Submitted to: Journal of Hydraulic Engineering
Publication Type: Peer Reviewed Journal
Publication Acceptance Date: 3/25/2009
Publication Date: 7/1/2009
Citation: Kean, J.W., Kuhnle, R.A., Smith, J.D., Alonso, C.V., Langendoen, E.J. 2009. Calculation of Near-Bank Velocity and Boundary Shear Stress. Journal of Hydraulic Engineering. Vol. 135 Issue 6 pp. 588-601. Interpretive Summary: Accurate determinations of the rate of sediment eroded from channel boundaries in streams and rivers are necessary because erosion of the channel boundary can destroy valuable crop or other lands, and can threaten transportation and other components of the infrastructure that are adjacent to stream and river channels. Water quality may also be adversely affected by sources of sediment originating from eroding channel banks. Accurate knowledge about the forces of moving water on channel boundaries is required to predict instability of channel boundaries. Once regions of instability are identified, stabilization measures can be targeted and applied. In this study a test of a fully predictive method for determining the force of the flowing water on an irregular channel boundary was made. Detailed measurements of the force of the moving water were made in a model channel in the laboratory at the National Sedimentation Laboratory. The calculated forces compared favorably with the measured forces on the boundary of the laboratory channel. This study has provided an independent test of this technique and has indicated its suitability for use in the prediction of sites of potential channel boundary erosion in natural streams. This type of information is necessary for watershed managers and land owners to effectively manage lands adjacent to streams and rivers in agricultural and other watersheds.
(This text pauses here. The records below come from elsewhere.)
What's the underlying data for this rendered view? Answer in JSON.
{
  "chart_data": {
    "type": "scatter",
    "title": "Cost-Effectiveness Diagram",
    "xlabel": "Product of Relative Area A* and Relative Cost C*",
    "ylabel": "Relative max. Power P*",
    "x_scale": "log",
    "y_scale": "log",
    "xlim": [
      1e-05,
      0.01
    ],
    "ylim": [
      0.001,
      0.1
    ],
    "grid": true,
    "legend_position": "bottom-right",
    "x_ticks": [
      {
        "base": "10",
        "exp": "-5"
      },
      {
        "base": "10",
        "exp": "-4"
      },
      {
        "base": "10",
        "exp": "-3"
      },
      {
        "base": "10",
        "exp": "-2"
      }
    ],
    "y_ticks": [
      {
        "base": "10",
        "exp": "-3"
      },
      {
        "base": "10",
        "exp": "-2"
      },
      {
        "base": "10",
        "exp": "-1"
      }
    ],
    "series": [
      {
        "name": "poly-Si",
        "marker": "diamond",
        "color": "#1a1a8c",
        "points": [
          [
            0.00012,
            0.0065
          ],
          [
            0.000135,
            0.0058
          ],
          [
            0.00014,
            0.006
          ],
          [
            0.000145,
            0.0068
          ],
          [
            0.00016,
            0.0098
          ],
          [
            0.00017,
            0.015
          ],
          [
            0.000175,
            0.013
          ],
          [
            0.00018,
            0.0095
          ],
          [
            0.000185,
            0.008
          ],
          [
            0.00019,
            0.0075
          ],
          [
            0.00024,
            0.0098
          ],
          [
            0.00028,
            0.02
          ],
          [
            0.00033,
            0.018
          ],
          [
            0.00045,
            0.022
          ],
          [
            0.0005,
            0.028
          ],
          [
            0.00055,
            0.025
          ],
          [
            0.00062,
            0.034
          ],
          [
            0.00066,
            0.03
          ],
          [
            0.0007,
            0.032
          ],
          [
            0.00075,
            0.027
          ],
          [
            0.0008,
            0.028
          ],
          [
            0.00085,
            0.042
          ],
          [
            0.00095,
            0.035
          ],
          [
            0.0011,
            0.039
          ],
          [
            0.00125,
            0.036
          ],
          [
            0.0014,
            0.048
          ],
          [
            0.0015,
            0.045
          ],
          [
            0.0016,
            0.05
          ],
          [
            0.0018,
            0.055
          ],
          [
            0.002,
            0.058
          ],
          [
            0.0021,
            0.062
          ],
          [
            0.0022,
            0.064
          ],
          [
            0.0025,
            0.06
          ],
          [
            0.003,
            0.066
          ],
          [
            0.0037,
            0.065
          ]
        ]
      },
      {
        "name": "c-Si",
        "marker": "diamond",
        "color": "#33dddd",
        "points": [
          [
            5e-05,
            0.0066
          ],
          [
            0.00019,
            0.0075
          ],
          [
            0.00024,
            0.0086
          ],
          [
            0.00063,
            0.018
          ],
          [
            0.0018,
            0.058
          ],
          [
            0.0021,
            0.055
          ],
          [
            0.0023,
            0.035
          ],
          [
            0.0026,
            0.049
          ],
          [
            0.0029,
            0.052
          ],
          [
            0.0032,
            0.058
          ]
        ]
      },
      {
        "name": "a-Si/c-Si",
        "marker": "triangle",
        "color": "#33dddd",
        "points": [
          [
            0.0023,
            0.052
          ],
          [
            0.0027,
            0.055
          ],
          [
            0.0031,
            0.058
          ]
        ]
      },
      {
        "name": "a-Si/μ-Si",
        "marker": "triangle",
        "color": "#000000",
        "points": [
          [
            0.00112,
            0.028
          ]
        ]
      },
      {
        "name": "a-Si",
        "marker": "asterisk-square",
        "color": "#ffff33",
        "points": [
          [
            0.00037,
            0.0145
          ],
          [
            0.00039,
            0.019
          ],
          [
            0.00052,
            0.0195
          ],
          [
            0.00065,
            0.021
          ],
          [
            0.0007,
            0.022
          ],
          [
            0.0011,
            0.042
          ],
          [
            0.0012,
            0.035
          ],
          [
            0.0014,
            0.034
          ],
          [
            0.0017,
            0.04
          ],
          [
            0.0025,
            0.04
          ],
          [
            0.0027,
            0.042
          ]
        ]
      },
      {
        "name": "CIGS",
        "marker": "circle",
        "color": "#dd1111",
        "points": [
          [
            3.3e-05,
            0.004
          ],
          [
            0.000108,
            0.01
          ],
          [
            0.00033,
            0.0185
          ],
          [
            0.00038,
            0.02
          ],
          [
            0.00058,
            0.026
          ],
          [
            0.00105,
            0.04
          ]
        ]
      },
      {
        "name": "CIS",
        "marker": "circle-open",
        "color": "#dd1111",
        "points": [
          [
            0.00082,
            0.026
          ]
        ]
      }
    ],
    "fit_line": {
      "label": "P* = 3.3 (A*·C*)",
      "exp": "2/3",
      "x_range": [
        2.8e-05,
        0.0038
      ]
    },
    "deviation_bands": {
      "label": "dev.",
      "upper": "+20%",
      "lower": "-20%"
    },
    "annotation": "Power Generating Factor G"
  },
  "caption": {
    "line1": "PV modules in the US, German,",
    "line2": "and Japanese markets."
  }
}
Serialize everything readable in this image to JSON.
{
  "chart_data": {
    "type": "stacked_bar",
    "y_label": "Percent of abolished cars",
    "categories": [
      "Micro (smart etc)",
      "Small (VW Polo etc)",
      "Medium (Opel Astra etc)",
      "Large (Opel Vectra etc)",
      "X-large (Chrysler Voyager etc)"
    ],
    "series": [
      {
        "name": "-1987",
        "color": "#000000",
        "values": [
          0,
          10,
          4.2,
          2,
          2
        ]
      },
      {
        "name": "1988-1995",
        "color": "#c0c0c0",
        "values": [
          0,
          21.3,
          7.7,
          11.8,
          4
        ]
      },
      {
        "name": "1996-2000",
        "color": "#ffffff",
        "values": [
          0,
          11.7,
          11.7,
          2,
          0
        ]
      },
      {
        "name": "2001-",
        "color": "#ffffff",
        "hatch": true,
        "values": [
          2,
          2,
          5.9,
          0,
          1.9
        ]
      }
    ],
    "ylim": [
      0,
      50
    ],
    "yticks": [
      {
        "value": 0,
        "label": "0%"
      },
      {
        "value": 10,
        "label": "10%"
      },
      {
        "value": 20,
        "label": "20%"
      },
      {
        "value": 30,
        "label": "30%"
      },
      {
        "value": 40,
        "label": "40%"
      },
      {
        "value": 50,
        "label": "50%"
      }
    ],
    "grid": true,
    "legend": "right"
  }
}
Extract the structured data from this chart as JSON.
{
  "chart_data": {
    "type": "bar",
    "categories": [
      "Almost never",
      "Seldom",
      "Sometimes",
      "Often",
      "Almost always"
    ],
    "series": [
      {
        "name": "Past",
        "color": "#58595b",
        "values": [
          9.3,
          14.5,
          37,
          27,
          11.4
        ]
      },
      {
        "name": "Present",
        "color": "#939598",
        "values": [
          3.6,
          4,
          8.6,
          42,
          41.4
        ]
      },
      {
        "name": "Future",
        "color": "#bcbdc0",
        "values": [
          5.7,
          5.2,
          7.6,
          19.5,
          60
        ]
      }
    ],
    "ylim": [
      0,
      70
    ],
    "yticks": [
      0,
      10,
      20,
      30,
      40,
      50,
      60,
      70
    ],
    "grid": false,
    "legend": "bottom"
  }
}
Technical Abstract: Detailed knowledge of the flow and boundary shear stress fields near the banks of natural channels is essential for making accurate calculations of rates of near-bank sediment transport and geomorphic adjustment. This paper presents a test of a relatively simple, fully predictive, numerical method for determining the distribution of streamwise velocity and boundary shear stress over the entire cross-section of a straight channel. The method is based on the approach of Kean and Smith , which is extended here to include the effects of drag on clasts located in the channel. The calculated patterns of velocity and boundary shear stress are shown to be in reasonable agreement with high-resolution measurements made in a laboratory flume with a complex cross-section that includes a simulated, cobble-roughened floodplain. The principal differences between the measured and calculated fields are the result of secondary circulations, which are not included in the calculation. Better agreement with the structure of the measured streamwise velocity field is obtained by distorting the calculated flow field with the measured secondary flow. Calculations for a variety of narrower and wider configurations of the original flume geometry are used to show how the width-to-depth ratio affects the distribution of boundary shear stress across the wetted perimeter.